Une révolution des droits du travail est donc en cours sur fond de chômage
structurel et d’une migration vouée à l’exploitation salariale. Tout cela
mène le chaos dans le monde du travail à son paroxysme. Alors oui l’effet
papillon a bien pris racine dans l’entreprise pour le plus grand bonheur de
quelques investisseurs du grand casino financier planétaire et pour le plus
grand malheur de la grande majorité. Ce chaos devenu structurel avec les
différentes crises, ne peut qu’être amplifié par des conflits
culturo-ethnico-religieux latents.
Bref, ce ne sont là que quelques exemples de la révolution que vous avez
subi dans votre environnement professionnel.
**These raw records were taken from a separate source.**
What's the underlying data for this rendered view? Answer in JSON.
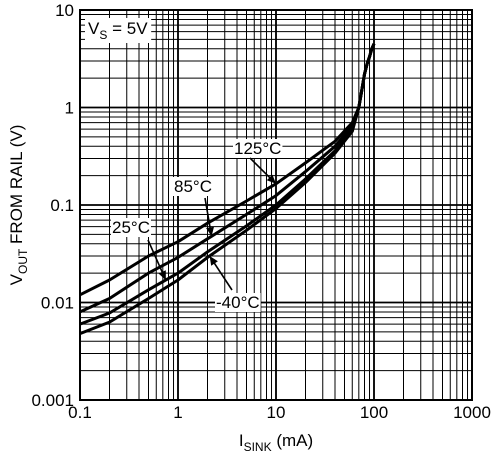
{
  "chart_data": {
    "type": "line",
    "title": "",
    "xlabel": {
      "main": "I",
      "sub": "SINK",
      "suffix": " (mA)"
    },
    "ylabel": {
      "main": "V",
      "sub": "OUT",
      "suffix": " FROM RAIL (V)"
    },
    "x_scale": "log",
    "y_scale": "log",
    "xlim": [
      0.1,
      1000
    ],
    "ylim": [
      0.001,
      10
    ],
    "x_ticks": [
      {
        "value": 0.1,
        "label": "0.1"
      },
      {
        "value": 1,
        "label": "1"
      },
      {
        "value": 10,
        "label": "10"
      },
      {
        "value": 100,
        "label": "100"
      },
      {
        "value": 1000,
        "label": "1000"
      }
    ],
    "y_ticks": [
      {
        "value": 10,
        "label": "10"
      },
      {
        "value": 1,
        "label": "1"
      },
      {
        "value": 0.1,
        "label": "0.1"
      },
      {
        "value": 0.01,
        "label": "0.01"
      },
      {
        "value": 0.001,
        "label": "0.001"
      }
    ],
    "grid": "on",
    "condition": {
      "main": "V",
      "sub": "S",
      "suffix": " = 5V"
    },
    "series": [
      {
        "name": "125°C",
        "x": [
          0.1,
          0.2,
          0.5,
          1,
          2,
          5,
          10,
          20,
          40,
          60,
          70,
          75,
          80,
          85,
          90,
          95,
          100
        ],
        "y": [
          0.012,
          0.017,
          0.03,
          0.042,
          0.065,
          0.11,
          0.165,
          0.27,
          0.45,
          0.7,
          1.0,
          1.5,
          2.2,
          2.8,
          3.3,
          4.0,
          4.5
        ]
      },
      {
        "name": "85°C",
        "x": [
          0.1,
          0.2,
          0.5,
          1,
          2,
          5,
          10,
          20,
          40,
          60,
          70,
          75,
          80,
          85,
          90,
          95,
          100
        ],
        "y": [
          0.008,
          0.011,
          0.02,
          0.029,
          0.045,
          0.08,
          0.125,
          0.22,
          0.4,
          0.65,
          1.0,
          1.5,
          2.2,
          2.8,
          3.3,
          4.0,
          4.5
        ]
      },
      {
        "name": "25°C",
        "x": [
          0.1,
          0.2,
          0.5,
          1,
          2,
          5,
          10,
          20,
          40,
          60,
          70,
          75,
          80,
          85,
          90,
          95,
          100
        ],
        "y": [
          0.006,
          0.0078,
          0.0135,
          0.02,
          0.033,
          0.061,
          0.1,
          0.185,
          0.36,
          0.6,
          1.0,
          1.5,
          2.2,
          2.8,
          3.3,
          4.0,
          4.5
        ]
      },
      {
        "name": "-40°C",
        "x": [
          0.1,
          0.2,
          0.5,
          1,
          2,
          5,
          10,
          20,
          40,
          60,
          70,
          75,
          80,
          85,
          90,
          95,
          100
        ],
        "y": [
          0.0048,
          0.0063,
          0.011,
          0.017,
          0.029,
          0.055,
          0.092,
          0.17,
          0.34,
          0.57,
          1.0,
          1.5,
          2.2,
          2.8,
          3.3,
          4.0,
          4.5
        ]
      }
    ],
    "annotations": [
      {
        "text": "125°C",
        "series": "125°C"
      },
      {
        "text": "85°C",
        "series": "85°C"
      },
      {
        "text": "25°C",
        "series": "25°C"
      },
      {
        "text": "-40°C",
        "series": "-40°C"
      }
    ]
  }
}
Or, le modèle s’étend à tous les
aspects de la vie… famille, éducation de vos enfants, gouvernance politique,
rapports à la finance, mise en place d’une oligarchie, révolution
technologique,…
Alors?
Alors pourquoi le grand nombre de personnes insatisfaites
n’utilisent pas elles-mêmes le principe de l’effet papillon pour faire
évoluer le monde dans la direction qu’elles souhaitent? Vos compétences sont
un trésor dont vous ne soupçonnez ni l’ampleur, ni la puissance qu’elles
peuvent dégager… Libérez-les!
Ne comptez plus sur quelqu’un d’autre pour libérer vos capacités et votre
créativité. Il est toutefois indispensable de commencer par quitter l’habit
de peur, d’insécurité, de sous-estimation de soi et autre déstabilisation
personnelle.
L’échec n’est pas un problème. La paralysie dans l’action l’est.
Liliane Held-Khawam
Ci-dessous: Deux scientifiques nous parlent de la théorie du chaos
Certains physiciens pensent que leur science du XXe siècle se résume
à trois découvertes : la relativité, la mécanique quantique et… le
chaos. La relativité d’Einstein a fait sortir la physique de l’autoroute
newtonienne où l’espace et le temps sont absolus. La mécanique quantique a
également bousculé les principes newtoniens selon lesquels tout était
mesurable. Enfin, la théorie du chaos a montré que le monde n’avait
pas une prédictibilité déterministe.
C’est Pierre-Simon de Laplace qui avait postulé, en 1812, que si, à un
moment donné, on connaissait la position et la vitesse de tous les objets de
l’Univers ainsi que les forces qui s’exercent sur eux, on pourrait alors
calculer leur devenir pour tous les moments à venir. Or la théorie du chaos
prouve qu’il y a des processus que l’on ne peut pas complètement prédire.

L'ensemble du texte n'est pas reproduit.